The committee noted that the relationship with the faculty member began after a former assistant director of athletics placed the student-athlete in contact with the professor for mentoring due to personal difficulties the student-athlete was experiencing at the time.

According to the infractions committee’s report, the former assistant director of athletics provided a cursory explanation of NCAA guidelines to the faculty member, specifically that student-athletes cannot receive benefits beyond what any student at the university could expect to receive.

However, the former assistant director of athletics did not monitor the relationship; follow-up regarding potential extra benefits being received by the student-athlete; report the potential for extra benefits to appropriate staff at the university; and provide the faculty member any in-depth NCAA rules education before and during the relationship with the student-athlete.

As a result, the committee cited the assistant director of athletics for failure to monitor the situation. It noted the student-athlete should have realized the benefits were improper as well.

While the university considered the violations to be secondary in nature, the committee concluded the violations were major. Even though the student-athlete’s relationship with the faculty member was not based on athletics and the faculty member had a history of being generous with others, those facts were mitigating factors related only to possible penalties, the committee said.
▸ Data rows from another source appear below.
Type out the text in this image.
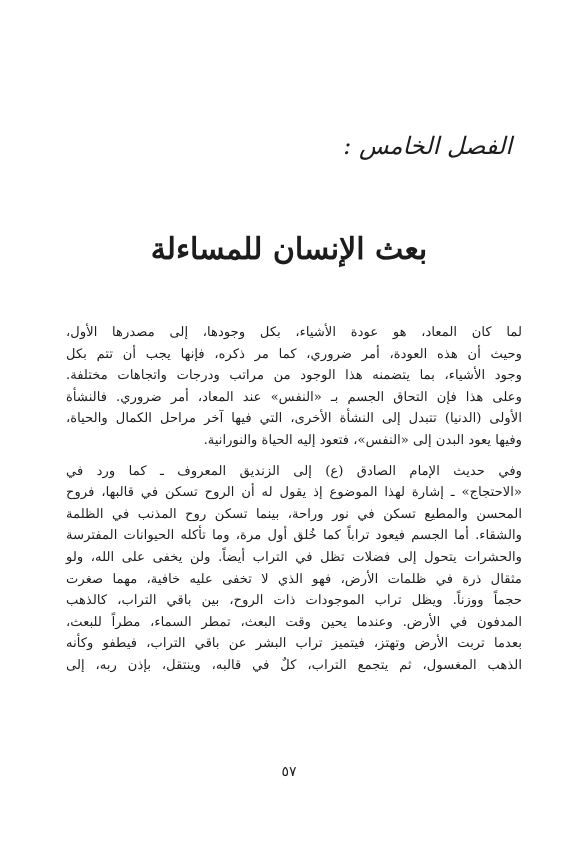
الفصل الخامس :
بعث الإنسان للمساءلة

لما كان المعاد، هو عودة الأشياء، بكل وجودها، إلى مصدرها الأول،
وحيث أن هذه العودة، أمر ضروري، كما مر ذكره، فإنها يجب أن تتم بكل
وجود الأشياء، بما يتضمنه هذا الوجود من مراتب ودرجات واتجاهات مختلفة.
وعلى هذا فإن التحاق الجسم بـ «النفس» عند المعاد، أمر ضروري. فالنشأة
الأولى (الدنيا) تتبدل إلى النشأة الأخرى، التي فيها آخر مراحل الكمال والحياة،
وفيها يعود البدن إلى «النفس»، فتعود إليه الحياة والنورانية.

وفي حديث الإمام الصادق (ع) إلى الزنديق المعروف ـ كما ورد في
«الاحتجاج» ـ إشارة لهذا الموضوع إذ يقول له أن الروح تسكن في قالبها، فروح
المحسن والمطيع تسكن في نور وراحة، بينما تسكن روح المذنب في الظلمة
والشقاء. أما الجسم فيعود تراباً كما خُلق أول مرة، وما تأكله الحيوانات المفترسة
والحشرات يتحول إلى فضلات تظل في التراب أيضاً. ولن يخفى على الله، ولو
مثقال ذرة في ظلمات الأرض، فهو الذي لا تخفى عليه خافية، مهما صغرت
حجماً ووزناً. ويظل تراب الموجودات ذات الروح، بين باقي التراب، كالذهب
المدفون في الأرض. وعندما يحين وقت البعث، تمطر السماء، مطراً للبعث،
بعدما تربت الأرض وتهتز، فيتميز تراب البشر عن باقي التراب، فيطفو وكأنه
الذهب المغسول، ثم يتجمع التراب، كلٌ في قالبه، وينتقل، بإذن ربه، إلى

٥٧
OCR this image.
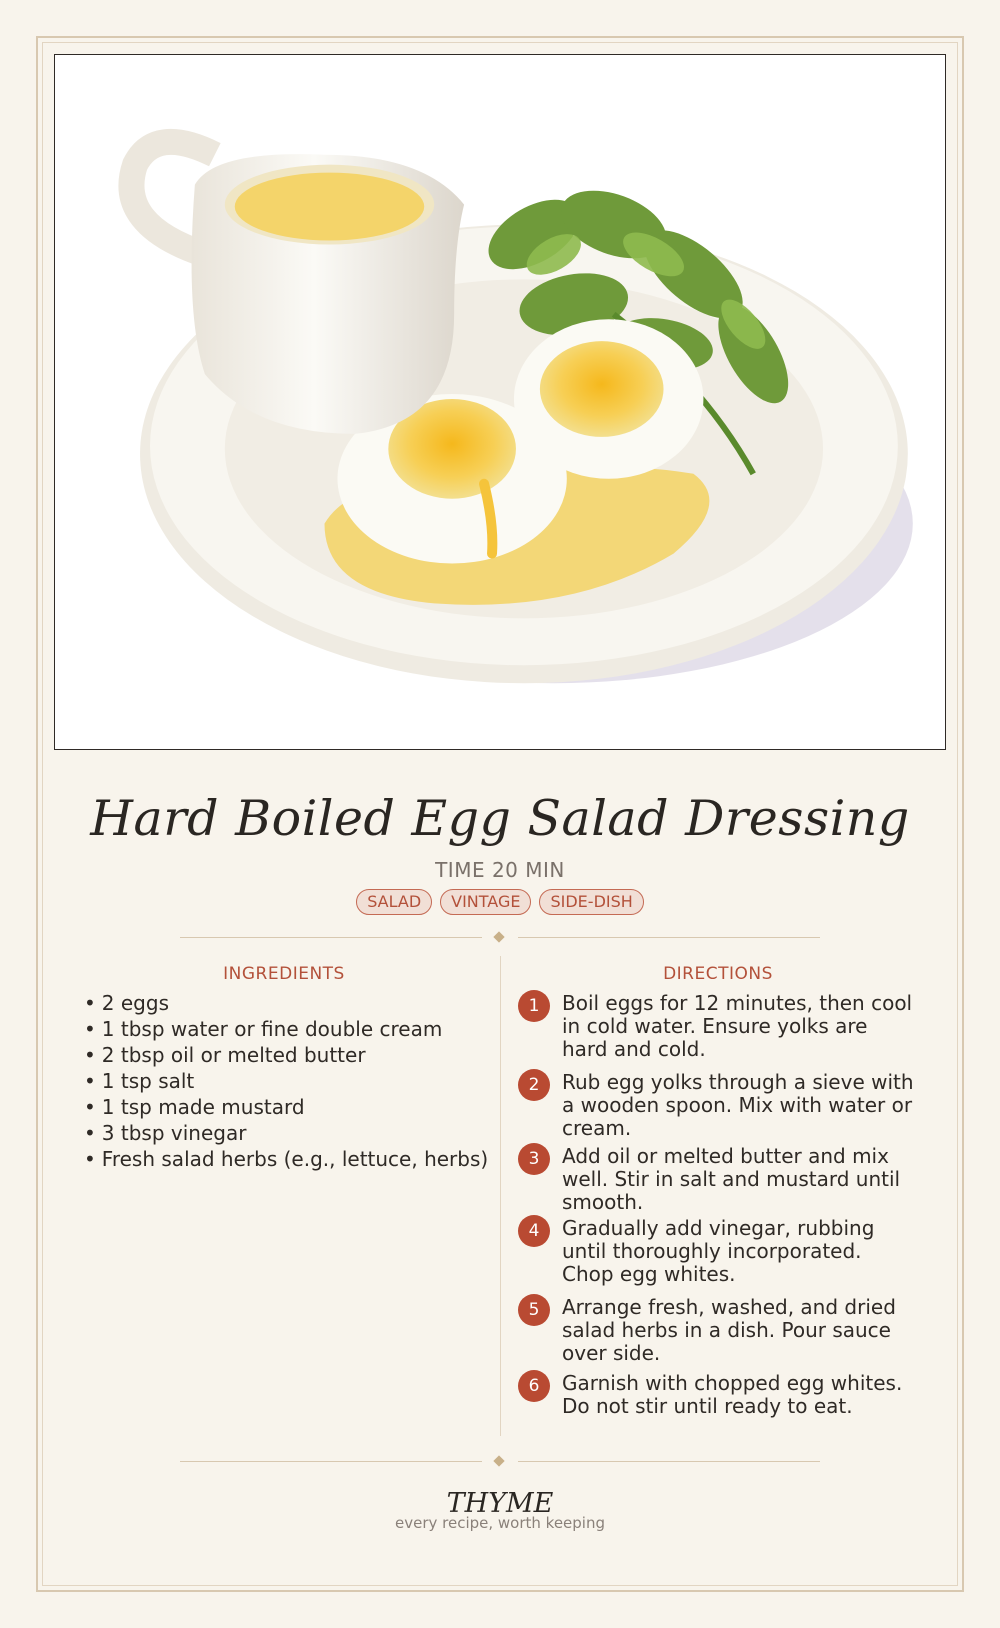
Hard Boiled Egg Salad Dressing
TIME 20 MIN
SALAD	VINTAGE	SIDE-DISH
INGREDIENTS	DIRECTIONS
• 2 eggs
• 1 tbsp water or fine double cream
• 2 tbsp oil or melted butter
• 1 tsp salt
• 1 tsp made mustard
• 3 tbsp vinegar
• Fresh salad herbs (e.g., lettuce, herbs)
1	Boil eggs for 12 minutes, then cool in cold water. Ensure yolks are hard and cold.
2	Rub egg yolks through a sieve with a wooden spoon. Mix with water or cream.
3	Add oil or melted butter and mix well. Stir in salt and mustard until smooth.
4	Gradually add vinegar, rubbing until thoroughly incorporated. Chop egg whites.
5	Arrange fresh, washed, and dried salad herbs in a dish. Pour sauce over side.
6	Garnish with chopped egg whites. Do not stir until ready to eat.
THYME
every recipe, worth keeping
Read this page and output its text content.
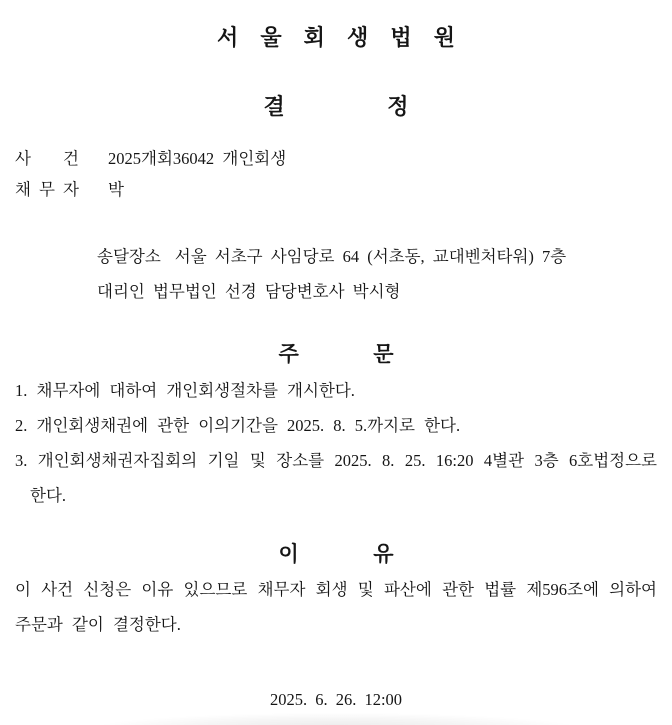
서 울 회 생 법 원
결	정
사 건 2025개회36042  개인회생
채 무 자 박
송달장소 서울 서초구 사임당로 64 (서초동, 교대벤처타워) 7층
대리인 법무법인 선경 담당변호사 박시형
주	문
1. 채무자에 대하여 개인회생절차를 개시한다.
2. 개인회생채권에 관한 이의기간을 2025. 8. 5.까지로 한다.
3. 개인회생채권자집회의 기일 및 장소를 2025. 8. 25. 16:20 4별관 3층 6호법정으로 한다.
이	유
이 사건 신청은 이유 있으므로 채무자 회생 및 파산에 관한 법률 제596조에 의하여 주문과 같이 결정한다.
2025. 6. 26. 12:00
The committee added that it took into account mitigating factors when considering penalties in the case.

"The violations were in the context of a relationship conceived out of a concern for the well-being of a student-athlete, and the faculty member who provided the extra benefits did not have an athletics motivation in her actions," the committee wrote in its report.

The Committee on Infractions has imposed the following penalties in the case:

  • One year of probation for the university beginning August 2, 2006. The committee said in its report that the standard minimum period of probation in major infractions cases is two years. The committee concluded that there was sufficient cause based on the facts of the case to impose just one year of probation.
  • The committee adopted the university’s penalty of banning the faculty member from serving as a mentor for student-athletes for two years; banning her from attending women’s basketball games at Northern Illinois for two years; and sending her a letter of reprimand from the director of athletics.
  • The committee adopted the university’s penalty of issuing a letter of reprimand to the former assistant director of athletics; requiring the former assistant director to undergo extensive NCAA rules education before the 2004-05 academic year; and recommended attendance at the 2005 NCAA Regional Seminar for Rules Education.
  • The committee adopted the university’s penalty of issuing a letter of admonishment to a former assistant women’s basketball coach for not reporting knowing about the impermissible housing provided to the student-athlete.

Members of the Division I Committee on Infractions who heard this case were Gene A. Marsh, professor of law, University of Alabama, Tuscaloosa, and chair of the committee; Paul T. Dee, director of athletics, University of Miami (Florida); Andrea L. Myers, director of athletics emeritus, Indiana State University; James Park, Jr., attorney, Frost, Brown Todd LLC; Josephine R. Potuto, professor of law, University of Nebraska, Lincoln; and Thomas E. Yeager, commissioner, Colonial Athletic Association.